Despite ruffling the feathers of a few older fans, the results are successful, as Mechwarrior 4: Vengeance sees several add-ons, including Mechwarrior 4: Mercenaries (2002), the Inner Sphere and Clan Mech Packs (2002), and MW4: The Black Knight (2001).
Just as VWEG's Battletech influenced the Mechwarrior series, the same is done in return. The Mechwarrior 4 engine is converted for use in the latest Tesla pods under the name Battletech: Firestorm.
Though Mechwarrior 5 is initially announced, it is officially cancelled shortly thereafter in 2003. At this point, Microsoft chooses not to pursue any further Mechwarrior games, instead shifting their focus to X-Box development.

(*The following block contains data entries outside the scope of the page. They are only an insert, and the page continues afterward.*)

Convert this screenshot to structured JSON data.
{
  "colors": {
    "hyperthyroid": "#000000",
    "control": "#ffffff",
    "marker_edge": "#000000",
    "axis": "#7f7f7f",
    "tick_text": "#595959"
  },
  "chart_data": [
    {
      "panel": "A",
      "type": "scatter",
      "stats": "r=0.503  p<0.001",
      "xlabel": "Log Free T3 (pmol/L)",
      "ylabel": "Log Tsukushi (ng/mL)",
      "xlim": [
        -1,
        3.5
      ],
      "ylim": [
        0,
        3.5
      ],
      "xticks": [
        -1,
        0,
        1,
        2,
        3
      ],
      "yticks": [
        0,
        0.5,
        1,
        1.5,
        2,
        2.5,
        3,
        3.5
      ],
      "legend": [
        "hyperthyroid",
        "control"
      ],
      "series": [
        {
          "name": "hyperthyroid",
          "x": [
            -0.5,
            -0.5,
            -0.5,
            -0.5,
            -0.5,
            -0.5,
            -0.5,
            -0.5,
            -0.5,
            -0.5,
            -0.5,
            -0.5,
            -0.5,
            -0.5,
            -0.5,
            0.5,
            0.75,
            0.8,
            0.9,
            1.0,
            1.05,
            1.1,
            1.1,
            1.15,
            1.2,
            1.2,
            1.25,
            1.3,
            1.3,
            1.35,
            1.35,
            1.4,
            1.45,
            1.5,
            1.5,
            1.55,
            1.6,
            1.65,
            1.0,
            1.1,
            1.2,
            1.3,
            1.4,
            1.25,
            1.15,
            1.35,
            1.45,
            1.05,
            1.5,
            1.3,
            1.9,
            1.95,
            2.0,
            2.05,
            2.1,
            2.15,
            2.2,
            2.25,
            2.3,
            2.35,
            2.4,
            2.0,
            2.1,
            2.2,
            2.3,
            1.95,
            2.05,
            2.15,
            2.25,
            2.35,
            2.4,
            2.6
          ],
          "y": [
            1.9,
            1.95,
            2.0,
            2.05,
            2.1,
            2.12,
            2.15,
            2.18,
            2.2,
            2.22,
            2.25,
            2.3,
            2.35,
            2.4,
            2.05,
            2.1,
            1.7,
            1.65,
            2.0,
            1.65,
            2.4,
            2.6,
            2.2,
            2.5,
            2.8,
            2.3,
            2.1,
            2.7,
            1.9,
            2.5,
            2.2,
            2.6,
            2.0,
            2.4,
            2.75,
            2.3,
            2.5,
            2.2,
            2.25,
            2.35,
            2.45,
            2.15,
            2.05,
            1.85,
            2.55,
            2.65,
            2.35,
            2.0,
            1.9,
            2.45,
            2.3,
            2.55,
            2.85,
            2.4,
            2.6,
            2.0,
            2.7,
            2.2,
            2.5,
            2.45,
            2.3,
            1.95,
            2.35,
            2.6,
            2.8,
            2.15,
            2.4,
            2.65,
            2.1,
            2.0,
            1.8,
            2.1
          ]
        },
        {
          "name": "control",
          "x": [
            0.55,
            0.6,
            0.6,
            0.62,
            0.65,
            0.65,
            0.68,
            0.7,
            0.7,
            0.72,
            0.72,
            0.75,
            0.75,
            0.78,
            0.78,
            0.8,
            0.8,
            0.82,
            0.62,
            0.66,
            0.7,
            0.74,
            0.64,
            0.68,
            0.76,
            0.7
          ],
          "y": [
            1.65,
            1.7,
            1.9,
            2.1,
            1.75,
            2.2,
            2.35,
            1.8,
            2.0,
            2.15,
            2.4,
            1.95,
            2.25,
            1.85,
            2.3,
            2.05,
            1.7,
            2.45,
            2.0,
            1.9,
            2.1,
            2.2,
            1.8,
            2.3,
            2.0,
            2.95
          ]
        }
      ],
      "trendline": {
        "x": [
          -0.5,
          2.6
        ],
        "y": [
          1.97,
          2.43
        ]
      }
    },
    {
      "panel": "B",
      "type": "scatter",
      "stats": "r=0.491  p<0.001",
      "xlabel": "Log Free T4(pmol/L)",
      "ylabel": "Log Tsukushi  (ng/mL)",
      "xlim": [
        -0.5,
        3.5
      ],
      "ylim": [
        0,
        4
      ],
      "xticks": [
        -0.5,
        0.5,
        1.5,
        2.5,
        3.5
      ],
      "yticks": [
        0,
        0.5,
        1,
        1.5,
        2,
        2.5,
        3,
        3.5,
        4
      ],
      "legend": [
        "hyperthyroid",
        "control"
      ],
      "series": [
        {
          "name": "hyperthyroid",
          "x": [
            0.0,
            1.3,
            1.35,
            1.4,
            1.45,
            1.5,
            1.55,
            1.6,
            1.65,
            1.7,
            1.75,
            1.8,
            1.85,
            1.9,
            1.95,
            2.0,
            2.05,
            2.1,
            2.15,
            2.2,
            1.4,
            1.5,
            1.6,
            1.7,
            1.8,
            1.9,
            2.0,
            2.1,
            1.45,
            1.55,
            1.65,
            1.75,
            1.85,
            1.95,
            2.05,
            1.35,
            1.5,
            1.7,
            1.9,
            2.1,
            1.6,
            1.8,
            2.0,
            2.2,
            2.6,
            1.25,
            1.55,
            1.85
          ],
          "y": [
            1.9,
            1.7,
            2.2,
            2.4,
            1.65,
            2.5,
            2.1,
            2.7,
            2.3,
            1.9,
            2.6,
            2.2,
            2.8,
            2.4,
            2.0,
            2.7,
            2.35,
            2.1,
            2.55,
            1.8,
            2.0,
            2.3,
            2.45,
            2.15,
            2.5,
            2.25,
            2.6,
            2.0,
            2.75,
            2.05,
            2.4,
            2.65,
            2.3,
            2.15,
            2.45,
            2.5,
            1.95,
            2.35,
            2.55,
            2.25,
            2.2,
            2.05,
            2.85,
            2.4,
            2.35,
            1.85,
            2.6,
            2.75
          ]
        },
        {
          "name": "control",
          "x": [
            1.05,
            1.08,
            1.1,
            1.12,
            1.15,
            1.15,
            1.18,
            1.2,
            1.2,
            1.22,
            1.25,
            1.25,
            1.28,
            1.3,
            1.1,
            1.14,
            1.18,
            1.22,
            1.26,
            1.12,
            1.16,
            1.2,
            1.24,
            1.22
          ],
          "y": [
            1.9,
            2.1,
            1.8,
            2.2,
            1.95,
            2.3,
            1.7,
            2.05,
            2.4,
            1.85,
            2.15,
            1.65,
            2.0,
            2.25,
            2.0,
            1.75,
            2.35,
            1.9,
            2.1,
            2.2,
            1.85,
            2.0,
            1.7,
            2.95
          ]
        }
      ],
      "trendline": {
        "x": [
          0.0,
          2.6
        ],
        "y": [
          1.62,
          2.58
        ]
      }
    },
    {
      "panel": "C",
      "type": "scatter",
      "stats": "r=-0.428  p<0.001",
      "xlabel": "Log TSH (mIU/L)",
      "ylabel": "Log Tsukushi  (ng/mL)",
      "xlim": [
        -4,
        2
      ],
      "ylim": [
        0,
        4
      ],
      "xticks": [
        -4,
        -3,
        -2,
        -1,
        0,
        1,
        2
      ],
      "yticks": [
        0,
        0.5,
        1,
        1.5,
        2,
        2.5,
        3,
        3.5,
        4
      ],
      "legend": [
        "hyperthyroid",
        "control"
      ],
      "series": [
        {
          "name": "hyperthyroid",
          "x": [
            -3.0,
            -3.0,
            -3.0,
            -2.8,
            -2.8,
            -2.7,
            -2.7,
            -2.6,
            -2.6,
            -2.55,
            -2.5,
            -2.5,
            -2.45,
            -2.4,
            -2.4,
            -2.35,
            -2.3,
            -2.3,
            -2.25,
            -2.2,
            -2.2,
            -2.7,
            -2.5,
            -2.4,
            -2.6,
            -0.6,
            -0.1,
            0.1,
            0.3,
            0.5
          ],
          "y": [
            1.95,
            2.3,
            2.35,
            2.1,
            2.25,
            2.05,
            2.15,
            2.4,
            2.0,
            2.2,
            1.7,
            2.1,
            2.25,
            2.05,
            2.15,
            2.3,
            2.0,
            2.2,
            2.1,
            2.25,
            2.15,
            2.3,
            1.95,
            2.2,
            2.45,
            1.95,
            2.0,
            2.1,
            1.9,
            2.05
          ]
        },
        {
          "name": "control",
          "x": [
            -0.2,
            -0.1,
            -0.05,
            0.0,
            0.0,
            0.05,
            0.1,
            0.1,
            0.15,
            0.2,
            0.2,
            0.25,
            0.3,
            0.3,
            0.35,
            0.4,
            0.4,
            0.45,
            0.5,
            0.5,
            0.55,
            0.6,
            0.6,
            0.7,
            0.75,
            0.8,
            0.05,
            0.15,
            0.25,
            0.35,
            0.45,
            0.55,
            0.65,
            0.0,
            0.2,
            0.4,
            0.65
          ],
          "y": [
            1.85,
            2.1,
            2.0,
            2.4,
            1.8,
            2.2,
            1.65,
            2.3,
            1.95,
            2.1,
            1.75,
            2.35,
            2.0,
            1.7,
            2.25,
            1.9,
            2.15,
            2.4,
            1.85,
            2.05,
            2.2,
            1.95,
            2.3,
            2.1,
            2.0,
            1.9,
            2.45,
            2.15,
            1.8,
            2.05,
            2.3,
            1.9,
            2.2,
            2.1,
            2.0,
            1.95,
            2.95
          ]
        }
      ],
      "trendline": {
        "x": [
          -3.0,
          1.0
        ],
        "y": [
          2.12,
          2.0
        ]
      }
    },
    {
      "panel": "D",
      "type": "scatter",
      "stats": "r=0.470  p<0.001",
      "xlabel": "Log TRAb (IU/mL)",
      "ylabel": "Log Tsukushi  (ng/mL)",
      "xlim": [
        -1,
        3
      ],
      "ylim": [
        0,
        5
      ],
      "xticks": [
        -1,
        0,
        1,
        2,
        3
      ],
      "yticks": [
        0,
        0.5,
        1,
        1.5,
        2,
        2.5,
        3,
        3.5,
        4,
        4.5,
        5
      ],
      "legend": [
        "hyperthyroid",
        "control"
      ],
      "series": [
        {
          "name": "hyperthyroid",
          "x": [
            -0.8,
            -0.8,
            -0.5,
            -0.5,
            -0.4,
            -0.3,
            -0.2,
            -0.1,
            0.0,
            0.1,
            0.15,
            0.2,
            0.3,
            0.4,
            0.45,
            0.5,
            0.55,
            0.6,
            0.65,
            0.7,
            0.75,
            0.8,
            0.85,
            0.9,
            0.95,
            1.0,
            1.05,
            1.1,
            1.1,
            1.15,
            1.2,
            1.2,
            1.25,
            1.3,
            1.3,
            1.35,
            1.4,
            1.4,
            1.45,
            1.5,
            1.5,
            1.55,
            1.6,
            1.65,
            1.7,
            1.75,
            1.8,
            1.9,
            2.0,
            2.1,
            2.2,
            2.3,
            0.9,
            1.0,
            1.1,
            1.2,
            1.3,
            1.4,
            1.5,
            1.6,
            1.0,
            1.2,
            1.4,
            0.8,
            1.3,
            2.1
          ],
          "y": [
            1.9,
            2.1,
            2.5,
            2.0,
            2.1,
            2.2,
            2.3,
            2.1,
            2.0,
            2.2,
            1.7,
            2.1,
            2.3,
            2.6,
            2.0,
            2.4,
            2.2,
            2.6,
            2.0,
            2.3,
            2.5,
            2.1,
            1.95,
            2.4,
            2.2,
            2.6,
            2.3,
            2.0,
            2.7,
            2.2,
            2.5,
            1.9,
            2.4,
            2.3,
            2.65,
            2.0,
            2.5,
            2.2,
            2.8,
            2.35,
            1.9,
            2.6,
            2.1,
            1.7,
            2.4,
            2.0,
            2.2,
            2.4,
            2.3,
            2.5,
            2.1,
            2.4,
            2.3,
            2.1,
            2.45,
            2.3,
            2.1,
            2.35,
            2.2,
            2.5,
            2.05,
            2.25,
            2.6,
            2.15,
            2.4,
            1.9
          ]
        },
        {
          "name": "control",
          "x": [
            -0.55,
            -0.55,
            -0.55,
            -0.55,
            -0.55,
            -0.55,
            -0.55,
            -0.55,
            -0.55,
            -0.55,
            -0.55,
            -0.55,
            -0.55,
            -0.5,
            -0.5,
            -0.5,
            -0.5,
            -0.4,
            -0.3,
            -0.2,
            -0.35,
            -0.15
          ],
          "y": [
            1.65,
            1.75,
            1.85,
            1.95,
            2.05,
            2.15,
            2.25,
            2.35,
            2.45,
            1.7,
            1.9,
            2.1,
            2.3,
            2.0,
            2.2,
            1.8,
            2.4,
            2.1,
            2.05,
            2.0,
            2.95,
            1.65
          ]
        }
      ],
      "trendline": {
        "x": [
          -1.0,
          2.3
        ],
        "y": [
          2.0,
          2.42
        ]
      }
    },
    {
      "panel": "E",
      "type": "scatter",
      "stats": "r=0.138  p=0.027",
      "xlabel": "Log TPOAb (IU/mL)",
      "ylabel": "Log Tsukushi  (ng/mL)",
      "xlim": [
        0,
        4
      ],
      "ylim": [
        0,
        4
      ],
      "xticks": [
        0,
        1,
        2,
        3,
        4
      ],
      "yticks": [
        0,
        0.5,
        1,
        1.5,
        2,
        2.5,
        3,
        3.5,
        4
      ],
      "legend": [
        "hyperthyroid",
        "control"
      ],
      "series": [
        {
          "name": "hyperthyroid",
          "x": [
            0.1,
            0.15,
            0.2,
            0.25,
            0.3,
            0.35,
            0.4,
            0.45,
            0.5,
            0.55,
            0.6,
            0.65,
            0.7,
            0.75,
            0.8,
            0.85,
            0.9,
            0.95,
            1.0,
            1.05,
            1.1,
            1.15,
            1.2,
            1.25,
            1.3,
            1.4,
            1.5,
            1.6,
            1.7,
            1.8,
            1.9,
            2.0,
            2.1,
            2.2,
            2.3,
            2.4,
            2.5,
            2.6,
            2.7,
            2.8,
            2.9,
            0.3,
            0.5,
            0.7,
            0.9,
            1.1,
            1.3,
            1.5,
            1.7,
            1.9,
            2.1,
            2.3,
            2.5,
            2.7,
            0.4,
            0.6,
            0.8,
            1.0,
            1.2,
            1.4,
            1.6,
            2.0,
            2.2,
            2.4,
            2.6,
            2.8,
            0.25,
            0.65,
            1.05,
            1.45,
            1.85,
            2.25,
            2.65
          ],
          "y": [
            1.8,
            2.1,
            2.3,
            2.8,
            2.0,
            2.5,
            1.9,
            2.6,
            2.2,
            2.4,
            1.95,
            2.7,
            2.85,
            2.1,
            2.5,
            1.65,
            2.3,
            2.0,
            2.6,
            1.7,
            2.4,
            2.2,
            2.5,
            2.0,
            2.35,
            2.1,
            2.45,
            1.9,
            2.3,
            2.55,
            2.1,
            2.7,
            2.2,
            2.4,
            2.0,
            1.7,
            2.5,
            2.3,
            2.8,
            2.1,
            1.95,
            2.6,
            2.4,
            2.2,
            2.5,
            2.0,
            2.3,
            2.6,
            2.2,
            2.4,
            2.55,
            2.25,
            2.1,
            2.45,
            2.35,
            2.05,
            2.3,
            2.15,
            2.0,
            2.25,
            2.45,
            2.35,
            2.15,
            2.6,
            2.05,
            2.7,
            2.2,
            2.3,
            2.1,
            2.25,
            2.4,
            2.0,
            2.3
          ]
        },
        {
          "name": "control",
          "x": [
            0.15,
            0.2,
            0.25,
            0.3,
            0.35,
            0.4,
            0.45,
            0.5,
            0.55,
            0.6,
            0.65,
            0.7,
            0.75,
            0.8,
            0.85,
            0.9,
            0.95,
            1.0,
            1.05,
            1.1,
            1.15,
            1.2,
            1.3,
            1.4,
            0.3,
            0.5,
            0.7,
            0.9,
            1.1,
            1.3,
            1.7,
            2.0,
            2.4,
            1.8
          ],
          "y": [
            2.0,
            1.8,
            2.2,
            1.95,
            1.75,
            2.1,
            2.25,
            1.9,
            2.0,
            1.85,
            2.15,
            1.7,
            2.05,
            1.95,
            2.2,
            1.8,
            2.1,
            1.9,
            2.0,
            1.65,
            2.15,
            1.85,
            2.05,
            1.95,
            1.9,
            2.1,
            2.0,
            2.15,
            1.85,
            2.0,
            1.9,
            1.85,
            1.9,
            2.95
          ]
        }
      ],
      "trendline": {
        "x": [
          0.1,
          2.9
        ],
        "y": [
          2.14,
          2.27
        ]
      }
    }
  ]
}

In 2007 new venture Smith & Tinker, founded by original FASA and Battletech creator Jordan Weisman, purchases the rights to the Battletech Universe.
2007 also sees the demise of FASA Interactive. While many of its personnel move to other positions within Microsoft's games division, the brand is relieved of its duties with only a few positions remaining to provide tech support for past games.
July of 2009 sees Smith & Tinker's use of the Battletech license come to fruition. Indeed, it is a new Mechwarrior game. Rather than a sequel to the exisisting storyline, this Piranha Games developed title is a reboot of the series, taking place in YEAR, before the arrival of Wolf's Dragoons.